How easily the neocons use it. It is quite something for a writer to accuse a presidential candidate of essentially supporting America's enemies, and of being full of venom and hatred for the United States, when he has served this country as a congressman for decades. But the neoconservative mindset always first reacts to criticism with smears. Anti-Semite. Racist. Traitor. Rather than reconsider for a second their own appalling record in foreign policy, and see Paul as an opportunity to air some vital questions about how the US conducts itself globally, they turn on the only figure in the current GOP race who got the Iraq war right, rather than wrong.

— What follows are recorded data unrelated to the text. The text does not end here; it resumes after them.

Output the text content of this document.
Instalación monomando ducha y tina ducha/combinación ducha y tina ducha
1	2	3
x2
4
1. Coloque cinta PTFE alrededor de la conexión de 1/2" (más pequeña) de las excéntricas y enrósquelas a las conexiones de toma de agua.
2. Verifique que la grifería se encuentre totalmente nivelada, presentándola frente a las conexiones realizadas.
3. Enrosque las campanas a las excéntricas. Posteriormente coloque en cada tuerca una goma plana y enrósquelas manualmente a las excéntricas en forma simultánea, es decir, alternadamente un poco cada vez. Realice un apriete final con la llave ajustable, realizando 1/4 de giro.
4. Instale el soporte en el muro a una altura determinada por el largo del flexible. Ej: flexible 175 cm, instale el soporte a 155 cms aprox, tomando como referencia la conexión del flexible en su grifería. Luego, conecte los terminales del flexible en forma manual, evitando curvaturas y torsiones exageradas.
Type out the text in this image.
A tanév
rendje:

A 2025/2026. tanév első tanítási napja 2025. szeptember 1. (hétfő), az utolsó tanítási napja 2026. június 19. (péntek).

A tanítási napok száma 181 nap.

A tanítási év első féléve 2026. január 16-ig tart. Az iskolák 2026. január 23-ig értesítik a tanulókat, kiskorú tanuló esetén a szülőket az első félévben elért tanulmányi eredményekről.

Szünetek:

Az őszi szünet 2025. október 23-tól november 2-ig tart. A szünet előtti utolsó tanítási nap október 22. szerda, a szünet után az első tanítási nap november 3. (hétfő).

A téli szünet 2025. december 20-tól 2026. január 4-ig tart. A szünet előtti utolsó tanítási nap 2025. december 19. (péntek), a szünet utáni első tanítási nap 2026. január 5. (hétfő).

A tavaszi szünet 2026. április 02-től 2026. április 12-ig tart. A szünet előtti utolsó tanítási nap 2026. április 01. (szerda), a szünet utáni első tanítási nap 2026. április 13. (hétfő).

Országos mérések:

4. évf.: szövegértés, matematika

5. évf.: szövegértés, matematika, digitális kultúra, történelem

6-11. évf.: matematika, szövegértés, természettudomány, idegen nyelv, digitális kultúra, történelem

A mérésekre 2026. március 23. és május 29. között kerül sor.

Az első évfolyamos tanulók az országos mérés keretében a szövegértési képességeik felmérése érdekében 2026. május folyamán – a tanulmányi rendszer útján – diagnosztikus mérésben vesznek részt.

Somehow, he has something to answer for, while they never do.

And notice the baldly McCarthyite language by Dorothy Rabinowitz.

Paul is "the best-known of our homegrown propagandists for our chief enemies in the world." That truly is a foul accusation of treason, and one that takes not a second to explain the actual arguments he has used – arguments that involve important issues such as blowback, unintended consequences, and the risk of war. It is a sign of a movement that has so lost the narrative it can only smear or ignore those with whom it disagrees – rather than engage them.

But Rabinowitz is not done. Paul is "a leading spokesman for, and recycler of, the long and familiar litany of charges that point to the United States as a leading agent of evil and injustice". Anyone who has ever listened to Paul knows that his love for this country is profound, and his argument with the neocons is about the way in which we have conducted ourselves as a global power – a vital subject for discussion and scrutiny, given the catastrophe of Republican foreign policy under the last administration.

This is the debate the neocons do not want to have. Because they might lose it. A vote for Ron Paul is a vote against their attempt to shut this debate down.